National Centre for Cell Science, Ganeshkhind, Pune, India.
PLoS One. 2015 Apr 20;10(4):e0125506. doi: 10.1371/journal.pone.0125506. eCollection 2015.
Ran, a member of the Ras-GTPase superfamily, has a well-established role in regulating the transport of macromolecules across the nuclear envelope (NE). Ran has also been implicated in mitosis, cell cycle progression, and NE formation. Over-expression of Ran is associated with various cancers, although the molecular mechanism underlying this phenomenon is unclear. Serendipitously, we found that Ran possesses the ability to move from cell-to-cell when transiently expressed in mammalian cells. Moreover, we show that the inter-cellular transport of Ran is GTP-dependent. Importantly, Ran displays a similar distribution pattern in the recipient cells as that in the donor cell and co-localizes with the Ran binding protein Nup358 (also called RanBP2). Interestingly, leptomycin B, an inhibitor of CRM1-mediated export, or siRNA mediated depletion of CRM1, significantly impaired the inter-cellular transport of Ran, suggesting a function for CRM1 in this process. These novel findings indicate a possible role for Ran beyond nucleo-cytoplasmic transport, with potential implications in inter-cellular communication and cancers.

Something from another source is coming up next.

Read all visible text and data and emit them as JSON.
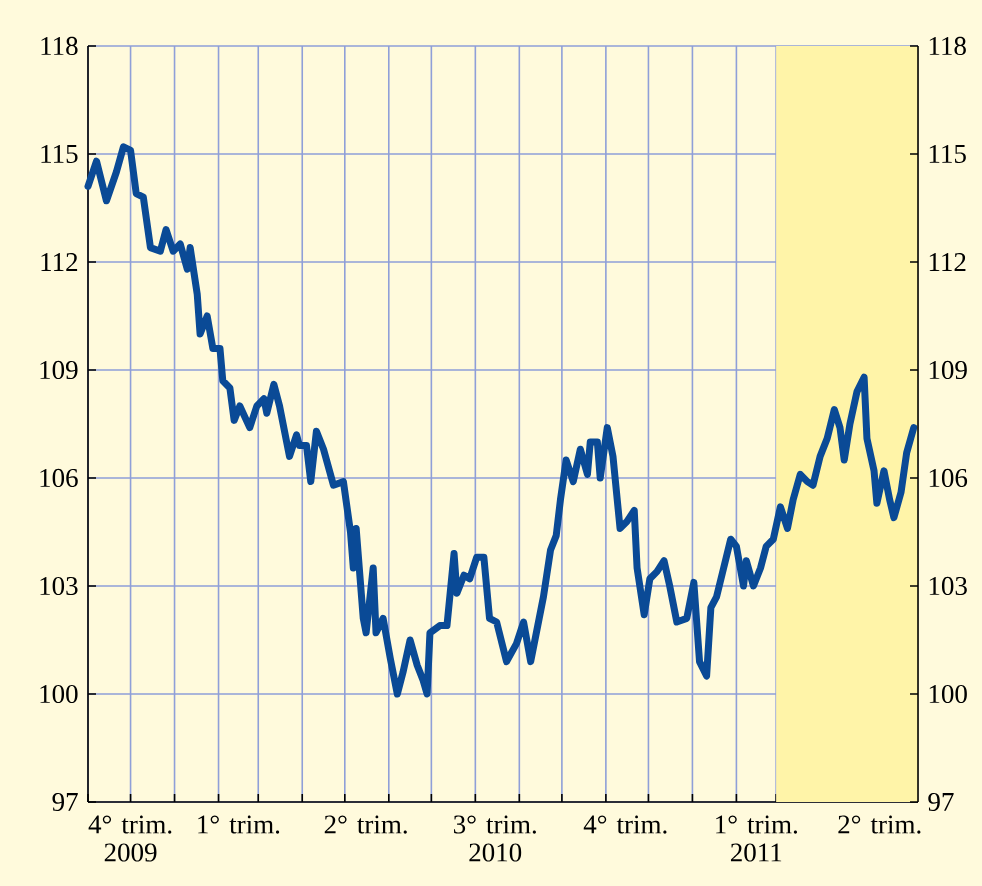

Ran 是 Ras-GTPase 超家族的成员,在调节核膜(NE)上大分子的运输方面具有既定的作用。Ran 也与有丝分裂、细胞周期进程和 NE 形成有关。Ran 的过表达与各种癌症有关,尽管这种现象的分子机制尚不清楚。偶然地,我们发现 Ran 具有在哺乳动物细胞中瞬时表达时在细胞间移动的能力。此外,我们表明 Ran 的细胞间转运依赖于 GTP。重要的是,Ran 在受体细胞中的分布模式与供体细胞中的分布模式相似,并且与 Ran 结合蛋白 Nup358(也称为 RanBP2)共定位。有趣的是,CRM1 介导的出口抑制剂莱普霉素 B 或 siRNA 介导的 CRM1 耗竭显著损害了 Ran 的细胞间转运,表明 CRM1 在该过程中具有功能。这些新发现表明 Ran 在核质转运之外可能具有潜在的作用,这可能对细胞间通讯和癌症产生影响。